So to explain my use case. I have a general watch that alerts me if a set of keywords is found, and if they are, send me an alert. This has been working great, but I'd like to integrate something like throttling to control how often I get an email; but there is one problem I see with throttling.
Let's say for example that I want all errors "status" : "4*" (400, 401, 402, 403, etc...) to send an alert to my email. So currently I check every 5 mins for the past 6 hours of timestamps, and for example if I get a 400 and a 401 error, I'll get both error messages sent in an email. And it keeps sending until I solve it. Now let's say I throttle the watch for the 6 hours previous to prevent this. Now with throttling activated, if within that 6 hours, I happen to get another completely separate 401 from a different source that I'd like to know about, I'm guessing that the throttle won't let an email get sent off because it already reported that the watch already was sent within 6 hours. At least that is what I'm assuming.

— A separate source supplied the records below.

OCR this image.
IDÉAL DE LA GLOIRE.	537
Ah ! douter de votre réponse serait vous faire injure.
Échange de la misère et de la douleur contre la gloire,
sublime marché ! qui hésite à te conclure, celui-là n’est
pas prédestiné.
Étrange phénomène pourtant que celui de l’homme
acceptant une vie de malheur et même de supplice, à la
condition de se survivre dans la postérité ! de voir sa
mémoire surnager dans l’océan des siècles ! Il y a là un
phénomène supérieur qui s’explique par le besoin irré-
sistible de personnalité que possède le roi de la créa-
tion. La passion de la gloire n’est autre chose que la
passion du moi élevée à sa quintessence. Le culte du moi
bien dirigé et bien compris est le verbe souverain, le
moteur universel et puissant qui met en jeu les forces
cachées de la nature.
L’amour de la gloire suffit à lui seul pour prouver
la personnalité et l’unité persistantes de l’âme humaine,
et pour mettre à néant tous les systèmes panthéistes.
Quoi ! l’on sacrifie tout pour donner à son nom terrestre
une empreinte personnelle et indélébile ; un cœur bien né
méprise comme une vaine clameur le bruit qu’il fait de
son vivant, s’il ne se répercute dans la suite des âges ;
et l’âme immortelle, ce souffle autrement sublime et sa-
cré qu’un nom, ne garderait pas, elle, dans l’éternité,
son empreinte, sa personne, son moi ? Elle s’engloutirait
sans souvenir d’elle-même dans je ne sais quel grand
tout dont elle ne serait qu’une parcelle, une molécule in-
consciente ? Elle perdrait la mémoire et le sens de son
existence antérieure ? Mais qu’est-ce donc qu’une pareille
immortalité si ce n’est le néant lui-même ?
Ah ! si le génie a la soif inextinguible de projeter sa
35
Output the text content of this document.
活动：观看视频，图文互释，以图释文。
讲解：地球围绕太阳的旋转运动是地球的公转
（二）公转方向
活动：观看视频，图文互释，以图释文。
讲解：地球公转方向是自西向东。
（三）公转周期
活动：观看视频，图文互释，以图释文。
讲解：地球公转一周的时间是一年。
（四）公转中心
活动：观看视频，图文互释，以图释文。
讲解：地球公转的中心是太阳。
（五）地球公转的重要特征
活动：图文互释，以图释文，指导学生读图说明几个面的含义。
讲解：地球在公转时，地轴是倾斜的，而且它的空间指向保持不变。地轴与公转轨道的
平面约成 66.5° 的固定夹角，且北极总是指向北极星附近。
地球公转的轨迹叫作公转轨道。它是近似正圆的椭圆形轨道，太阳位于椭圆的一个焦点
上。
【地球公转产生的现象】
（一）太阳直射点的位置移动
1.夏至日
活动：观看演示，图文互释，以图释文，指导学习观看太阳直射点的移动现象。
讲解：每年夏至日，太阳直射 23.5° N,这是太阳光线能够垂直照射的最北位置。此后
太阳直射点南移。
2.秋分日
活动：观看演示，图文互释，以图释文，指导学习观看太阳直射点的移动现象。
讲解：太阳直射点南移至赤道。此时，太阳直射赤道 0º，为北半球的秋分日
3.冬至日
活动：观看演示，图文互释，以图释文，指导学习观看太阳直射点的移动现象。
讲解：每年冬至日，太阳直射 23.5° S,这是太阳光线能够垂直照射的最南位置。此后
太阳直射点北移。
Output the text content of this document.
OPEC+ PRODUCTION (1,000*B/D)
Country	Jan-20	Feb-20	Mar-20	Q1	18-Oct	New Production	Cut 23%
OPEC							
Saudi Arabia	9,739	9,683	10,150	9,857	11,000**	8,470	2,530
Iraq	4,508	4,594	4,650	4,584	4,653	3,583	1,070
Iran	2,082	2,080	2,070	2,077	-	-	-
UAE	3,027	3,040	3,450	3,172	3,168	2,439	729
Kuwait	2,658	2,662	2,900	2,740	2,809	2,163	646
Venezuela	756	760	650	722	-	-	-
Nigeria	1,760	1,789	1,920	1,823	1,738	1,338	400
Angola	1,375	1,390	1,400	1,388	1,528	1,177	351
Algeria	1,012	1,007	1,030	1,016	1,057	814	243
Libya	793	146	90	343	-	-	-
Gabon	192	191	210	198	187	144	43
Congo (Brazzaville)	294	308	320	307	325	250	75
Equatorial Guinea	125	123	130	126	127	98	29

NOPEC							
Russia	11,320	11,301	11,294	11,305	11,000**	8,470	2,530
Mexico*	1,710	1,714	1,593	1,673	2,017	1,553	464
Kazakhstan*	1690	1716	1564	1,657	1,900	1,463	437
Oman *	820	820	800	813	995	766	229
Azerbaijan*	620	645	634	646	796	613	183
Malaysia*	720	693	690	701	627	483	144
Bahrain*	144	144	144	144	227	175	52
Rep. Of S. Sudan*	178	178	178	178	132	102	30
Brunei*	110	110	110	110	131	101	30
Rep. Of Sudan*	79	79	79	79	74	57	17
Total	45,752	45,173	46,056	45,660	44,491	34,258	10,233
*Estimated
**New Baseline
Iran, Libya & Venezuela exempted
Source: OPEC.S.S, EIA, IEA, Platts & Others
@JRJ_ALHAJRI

So a) Does the throttle somehow know how many results were in the last search so that if the payload was 2 results before but now 3, that it would see the change and send off another email, even if it falls within the throttling period?
Or b) does it just see if the watch has been sent previously and not send anything for another 6 hours, regardless of the result set?
If b), is there anything I can do so that if the query retrieves the same results as the previous watch, then only send once and if the query retrieves different results form the previous watch, then send a new email with the new results?